Adam is an amazing tribute to the human race. Thank you so much for this story.
Phil
Terrific story; thanks very much. Although it is really difficult to complain about a little ankle or knee soreness during a run after reading something like this.
I am enjoying your blog a great deal.
Yes, I learned a lot from Adam, and not just about running.
A short break in roads of stone transmission looms, as work intervenes.
Currently marooned in a hotel amongst the sand dunes on the northeast coast of Scotland. A 70 mph wind is rattling the window panes at midnight as a winter storm is coming in.

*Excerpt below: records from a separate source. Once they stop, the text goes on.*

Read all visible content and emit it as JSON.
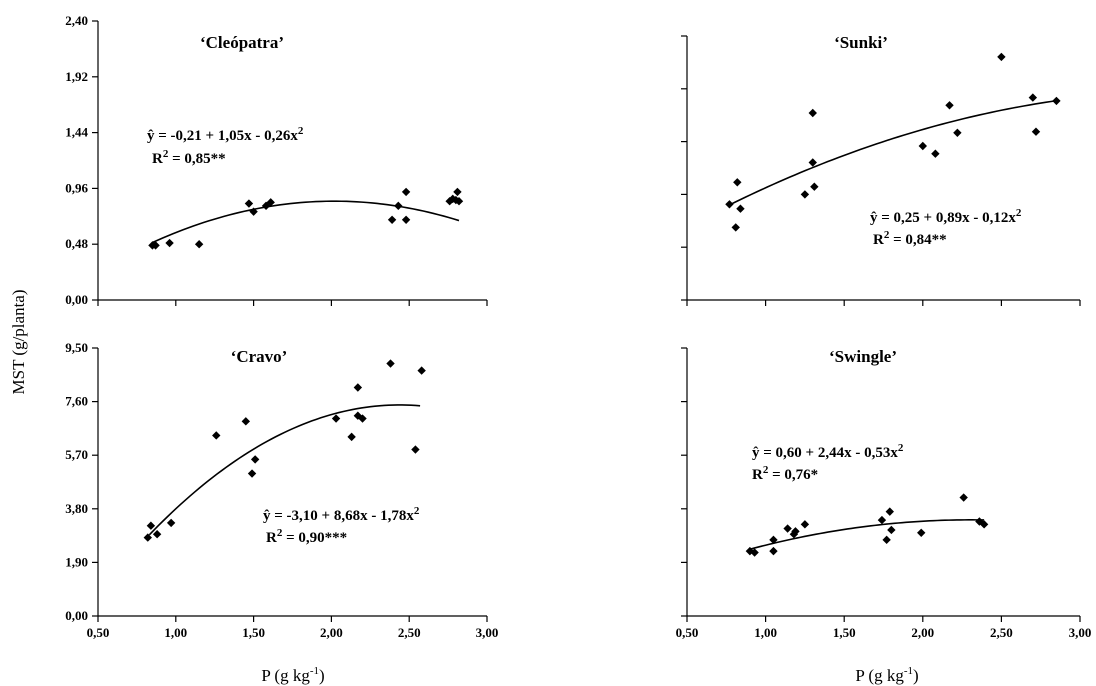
{
  "figure": {
    "ylabel": "MST (g/planta)",
    "xlabel_main": "P (g kg",
    "xlabel_sup": "-1",
    "xlabel_close": ")"
  },
  "chart_data": [
    {
      "type": "scatter",
      "title": "‘Cleópatra’",
      "equation_main": "= -0,21 + 1,05x - 0,26x",
      "equation_hat": "ŷ",
      "equation_sup": "2",
      "r2_main": "R",
      "r2_sup": "2",
      "r2_rest": " = 0,85**",
      "coef": [
        -0.21,
        1.05,
        -0.26
      ],
      "fit_range": [
        0.85,
        2.82
      ],
      "xlim": [
        0.5,
        3.0
      ],
      "ylim": [
        0.0,
        2.4
      ],
      "xticks": [
        0.5,
        1.0,
        1.5,
        2.0,
        2.5,
        3.0
      ],
      "yticks": [
        0.0,
        0.48,
        0.96,
        1.44,
        1.92,
        2.4
      ],
      "xtick_labels": [],
      "ytick_labels": [
        "0,00",
        "0,48",
        "0,96",
        "1,44",
        "1,92",
        "2,40"
      ],
      "points": [
        [
          0.85,
          0.47
        ],
        [
          0.87,
          0.47
        ],
        [
          0.96,
          0.49
        ],
        [
          1.15,
          0.48
        ],
        [
          1.47,
          0.83
        ],
        [
          1.5,
          0.76
        ],
        [
          1.58,
          0.81
        ],
        [
          1.61,
          0.84
        ],
        [
          2.39,
          0.69
        ],
        [
          2.43,
          0.81
        ],
        [
          2.48,
          0.93
        ],
        [
          2.48,
          0.69
        ],
        [
          2.76,
          0.85
        ],
        [
          2.78,
          0.87
        ],
        [
          2.8,
          0.86
        ],
        [
          2.81,
          0.93
        ],
        [
          2.82,
          0.85
        ]
      ]
    },
    {
      "type": "scatter",
      "title": "‘Sunki’",
      "equation_main": "= 0,25 + 0,89x - 0,12x",
      "equation_hat": "ŷ",
      "equation_sup": "2",
      "r2_main": "R",
      "r2_sup": "2",
      "r2_rest": " = 0,84**",
      "coef": [
        0.25,
        0.89,
        -0.12
      ],
      "fit_range": [
        0.77,
        2.85
      ],
      "xlim": [
        0.5,
        3.0
      ],
      "ylim": [
        0.0,
        2.4
      ],
      "xticks": [
        0.5,
        1.0,
        1.5,
        2.0,
        2.5,
        3.0
      ],
      "yticks": [
        0.0,
        0.48,
        0.96,
        1.44,
        1.92,
        2.4
      ],
      "xtick_labels": [],
      "ytick_labels": [],
      "points": [
        [
          0.77,
          0.87
        ],
        [
          0.81,
          0.66
        ],
        [
          0.82,
          1.07
        ],
        [
          0.84,
          0.83
        ],
        [
          1.25,
          0.96
        ],
        [
          1.3,
          1.7
        ],
        [
          1.3,
          1.25
        ],
        [
          1.31,
          1.03
        ],
        [
          2.0,
          1.4
        ],
        [
          2.08,
          1.33
        ],
        [
          2.17,
          1.77
        ],
        [
          2.22,
          1.52
        ],
        [
          2.5,
          2.21
        ],
        [
          2.7,
          1.84
        ],
        [
          2.72,
          1.53
        ],
        [
          2.85,
          1.81
        ]
      ]
    },
    {
      "type": "scatter",
      "title": "‘Cravo’",
      "equation_main": "= -3,10 + 8,68x - 1,78x",
      "equation_hat": "ŷ",
      "equation_sup": "2",
      "r2_main": "R",
      "r2_sup": "2",
      "r2_rest": " = 0,90***",
      "coef": [
        -3.1,
        8.68,
        -1.78
      ],
      "fit_range": [
        0.83,
        2.57
      ],
      "xlim": [
        0.5,
        3.0
      ],
      "ylim": [
        0.0,
        9.5
      ],
      "xticks": [
        0.5,
        1.0,
        1.5,
        2.0,
        2.5,
        3.0
      ],
      "yticks": [
        0.0,
        1.9,
        3.8,
        5.7,
        7.6,
        9.5
      ],
      "xtick_labels": [
        "0,50",
        "1,00",
        "1,50",
        "2,00",
        "2,50",
        "3,00"
      ],
      "ytick_labels": [
        "0,00",
        "1,90",
        "3,80",
        "5,70",
        "7,60",
        "9,50"
      ],
      "points": [
        [
          0.82,
          2.78
        ],
        [
          0.84,
          3.2
        ],
        [
          0.88,
          2.9
        ],
        [
          0.97,
          3.3
        ],
        [
          1.26,
          6.4
        ],
        [
          1.45,
          6.9
        ],
        [
          1.49,
          5.05
        ],
        [
          1.51,
          5.55
        ],
        [
          2.03,
          7.0
        ],
        [
          2.13,
          6.35
        ],
        [
          2.17,
          8.1
        ],
        [
          2.17,
          7.1
        ],
        [
          2.2,
          7.0
        ],
        [
          2.38,
          8.95
        ],
        [
          2.54,
          5.9
        ],
        [
          2.58,
          8.7
        ]
      ]
    },
    {
      "type": "scatter",
      "title": "‘Swingle’",
      "equation_main": "= 0,60 + 2,44x - 0,53x",
      "equation_hat": "ŷ",
      "equation_sup": "2",
      "r2_main": "R",
      "r2_sup": "2",
      "r2_rest": " = 0,76*",
      "coef": [
        0.6,
        2.44,
        -0.53
      ],
      "fit_range": [
        0.9,
        2.39
      ],
      "xlim": [
        0.5,
        3.0
      ],
      "ylim": [
        0.0,
        9.5
      ],
      "xticks": [
        0.5,
        1.0,
        1.5,
        2.0,
        2.5,
        3.0
      ],
      "yticks": [
        0.0,
        1.9,
        3.8,
        5.7,
        7.6,
        9.5
      ],
      "xtick_labels": [
        "0,50",
        "1,00",
        "1,50",
        "2,00",
        "2,50",
        "3,00"
      ],
      "ytick_labels": [],
      "points": [
        [
          0.9,
          2.3
        ],
        [
          0.93,
          2.25
        ],
        [
          1.05,
          2.3
        ],
        [
          1.05,
          2.7
        ],
        [
          1.14,
          3.1
        ],
        [
          1.18,
          2.9
        ],
        [
          1.19,
          3.0
        ],
        [
          1.25,
          3.25
        ],
        [
          1.74,
          3.4
        ],
        [
          1.77,
          2.7
        ],
        [
          1.79,
          3.7
        ],
        [
          1.8,
          3.05
        ],
        [
          1.99,
          2.95
        ],
        [
          2.26,
          4.2
        ],
        [
          2.36,
          3.35
        ],
        [
          2.39,
          3.25
        ]
      ]
    }
  ]
}
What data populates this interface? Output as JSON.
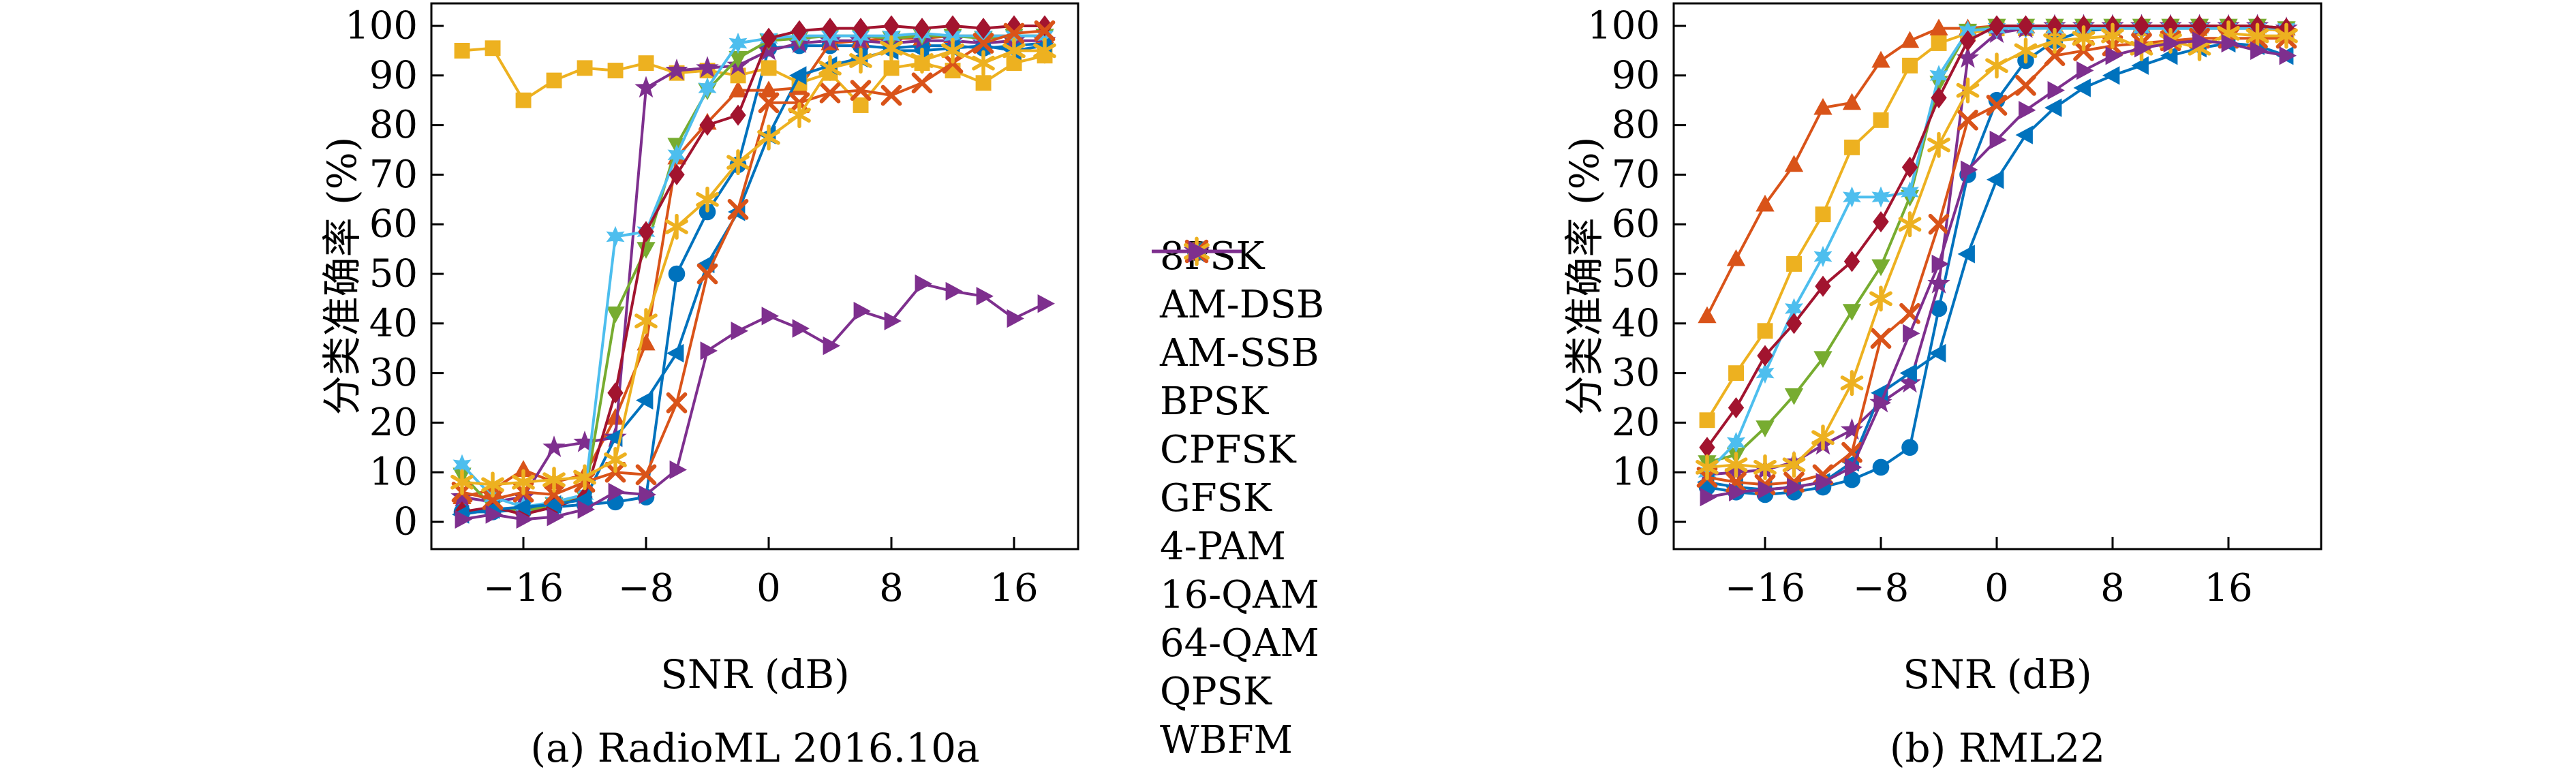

A run awaits at dawn, most likely in horizontally lashing rain.
Perfect !
Great Story!
Thanks very much, Ian.
And do please say hi to all my good golfing friends in Stratford-upon-Avon for me … !
That’s a great story and very inspiring. It makes me feel very lazy too, as I’ve been putting off a return to the gym and running for a while, but am going back this week.
I think you find your real strengths in the face of adversity. I almost went blind 3 years ago but recovered, and found it very scary just walking my dog, so I’ve a lot of respect for what Adam is doing.
Welcome, funnyoldlife, to Roads of Stone.
I thought you’d like that story. Running with hearing impairment as you do must be extremely challenging, too, particularly where there is stupid traffic (in other words, just about everywhere).
I hope you won’t find it insensitive of me if I jest that there might be just a tiny and unexpected advantage though of not hearing quite so well in the later stages of a particularly messy bad run. I must say that I sometimes have had to turn my iPod up loud specifically so that I can no longer hear the sound of my distressed breathing. I seem to run much better in extremis when I don’t have the sound of this bloke who’s just about to expire constantly rasping in my ears…
The threat to your sight must have been very scary. I’m glad you came through that. All best wishes and much admiration.